A proper dinner is not only about lightness, but also about a feeling of comfort, when after eating there is no heaviness, and the body gets everything it needs. Low-calorie vegetable dishes are ideal for those who watch their figure, want to reduce the load on digestion and maintain a healthy diet. And most importantly – such dishes can be not only healthy, but also surprisingly tasty. We at joy-pup offer three best recipes for vegetable dinners, each of which contains up to 200 calories and is prepared in a matter of minutes. Also read what soups to cook for cold weather.
Vegetable wok with broccoli and carrots (≈180 kcal)

Ingredients (1 serving):
- Broccoli — 120 g
- Carrot — 1 pc.
- Bell pepper — ½ pc.
- Onion — ½ pc.
- Soy sauce — 1 tsp.
- Olive oil — ½ tsp.
- Garlic — 1 clove
- Salt, pepper
Preparation:
- Cut the vegetables: broccoli into florets, carrots into thin strips, pepper into strips.
- In a well-heated frying pan, fry the vegetables for 3-4 minutes over high heat.
- Add the garlic and soy sauce, cook for another 1-2 minutes.
- Serve immediately while the vegetables remain crispy.
Flourless zucchini pancakes (≈160 kcal)

Ingredients:
- Zucchini — 200 g
- Egg — 1 pc.
- Greens — to taste
- Salt, pepper
- A little oil for the pan
Preparation:
- Grate the zucchini, squeeze out excess liquid.

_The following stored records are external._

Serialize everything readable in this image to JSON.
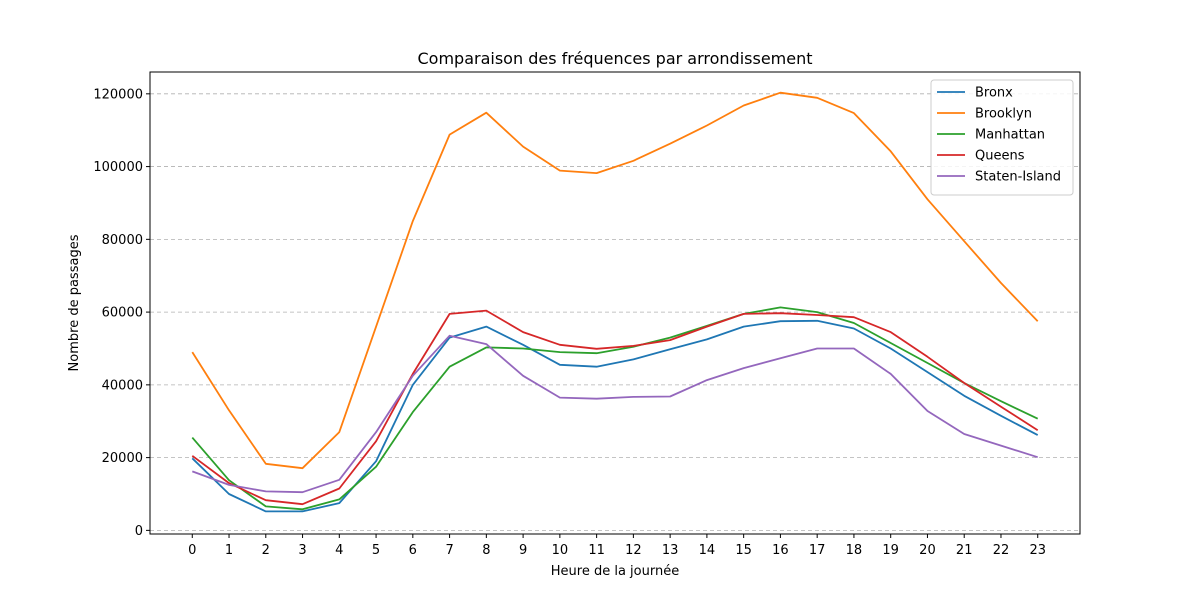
{
  "chart_data": {
    "type": "line",
    "title": "Comparaison des fréquences par arrondissement",
    "xlabel": "Heure de la journée",
    "ylabel": "Nombre de passages",
    "x": [
      0,
      1,
      2,
      3,
      4,
      5,
      6,
      7,
      8,
      9,
      10,
      11,
      12,
      13,
      14,
      15,
      16,
      17,
      18,
      19,
      20,
      21,
      22,
      23
    ],
    "xticks": [
      "0",
      "1",
      "2",
      "3",
      "4",
      "5",
      "6",
      "7",
      "8",
      "9",
      "10",
      "11",
      "12",
      "13",
      "14",
      "15",
      "16",
      "17",
      "18",
      "19",
      "20",
      "21",
      "22",
      "23"
    ],
    "yticks": [
      "0",
      "20000",
      "40000",
      "60000",
      "80000",
      "100000",
      "120000"
    ],
    "ytick_values": [
      0,
      20000,
      40000,
      60000,
      80000,
      100000,
      120000
    ],
    "ylim": [
      -1000,
      126000
    ],
    "xlim": [
      -1.15,
      24.15
    ],
    "grid": "y-dashed",
    "legend_position": "top-right",
    "series": [
      {
        "name": "Bronx",
        "color": "#1f77b4",
        "values": [
          19800,
          10000,
          5200,
          5200,
          7500,
          19000,
          40000,
          53000,
          56000,
          51000,
          45500,
          45000,
          47000,
          49800,
          52500,
          56000,
          57500,
          57600,
          55500,
          50000,
          43500,
          37000,
          31500,
          26200
        ]
      },
      {
        "name": "Brooklyn",
        "color": "#ff7f0e",
        "values": [
          49000,
          33000,
          18300,
          17100,
          27000,
          56000,
          85000,
          108800,
          114800,
          105500,
          98900,
          98200,
          101600,
          106300,
          111300,
          116800,
          120300,
          118900,
          114700,
          104200,
          91000,
          79500,
          68000,
          57500
        ]
      },
      {
        "name": "Manhattan",
        "color": "#2ca02c",
        "values": [
          25500,
          13800,
          6600,
          5800,
          8500,
          17500,
          32500,
          45000,
          50300,
          50000,
          49000,
          48700,
          50500,
          53000,
          56200,
          59500,
          61300,
          60000,
          57000,
          51500,
          46000,
          40500,
          35500,
          30700
        ]
      },
      {
        "name": "Queens",
        "color": "#d62728",
        "values": [
          20500,
          13000,
          8300,
          7200,
          11500,
          24500,
          43000,
          59500,
          60400,
          54500,
          51000,
          49900,
          50700,
          52300,
          56000,
          59500,
          59700,
          59200,
          58600,
          54500,
          47700,
          40500,
          34000,
          27500
        ]
      },
      {
        "name": "Staten-Island",
        "color": "#9467bd",
        "values": [
          16200,
          12500,
          10700,
          10500,
          13900,
          27000,
          42500,
          53500,
          51200,
          42500,
          36500,
          36200,
          36700,
          36800,
          41300,
          44600,
          47300,
          50000,
          50000,
          43000,
          32800,
          26500,
          23300,
          20100
        ]
      }
    ]
  }
}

- Add the egg, greens, salt and pepper, mix.
- Heat the pan, lightly greasing with oil.
- Spread the mass with a spoon and fry until golden brown on both sides.
- If desired, serve with a spoonful of low-fat yogurt.

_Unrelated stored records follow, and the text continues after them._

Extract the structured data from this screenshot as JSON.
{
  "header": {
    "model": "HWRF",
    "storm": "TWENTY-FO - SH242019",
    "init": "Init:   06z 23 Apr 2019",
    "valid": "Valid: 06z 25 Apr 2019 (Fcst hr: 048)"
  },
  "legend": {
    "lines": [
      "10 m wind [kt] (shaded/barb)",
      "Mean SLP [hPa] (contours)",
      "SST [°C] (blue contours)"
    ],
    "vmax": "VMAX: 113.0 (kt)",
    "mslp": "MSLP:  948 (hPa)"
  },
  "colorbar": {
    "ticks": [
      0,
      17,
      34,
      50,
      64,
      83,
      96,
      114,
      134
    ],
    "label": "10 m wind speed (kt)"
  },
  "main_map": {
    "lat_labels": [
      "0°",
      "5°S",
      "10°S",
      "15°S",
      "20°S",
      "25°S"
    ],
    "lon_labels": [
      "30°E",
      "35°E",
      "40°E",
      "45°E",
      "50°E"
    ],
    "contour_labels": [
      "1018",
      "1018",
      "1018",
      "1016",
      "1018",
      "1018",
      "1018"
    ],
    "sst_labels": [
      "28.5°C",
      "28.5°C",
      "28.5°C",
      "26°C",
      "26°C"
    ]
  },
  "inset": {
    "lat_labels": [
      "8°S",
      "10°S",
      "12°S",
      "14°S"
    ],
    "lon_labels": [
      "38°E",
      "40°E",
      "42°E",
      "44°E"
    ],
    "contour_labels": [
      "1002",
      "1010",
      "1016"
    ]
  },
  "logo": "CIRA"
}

Baked vegetables with aromatic herbs (≈150 kcal)

Ingredients (1 serving):
- Cauliflower — 120 g
- Zucchini — 100 g
- Tomato — 1 pc.
- Herbs (oregano, basil or a mixture of Italian herbs) – ½ tsp
- Olive oil – ½ tsp
- Salt, pepper
Preparation:
- Cut the vegetables into equal pieces.
- Place on a baking sheet, season with herbs, salt and pepper, drizzle lightly with oil.
- Bake for 20-25 minutes at 190°C.
- Serve warm as a separate dish or as a side dish.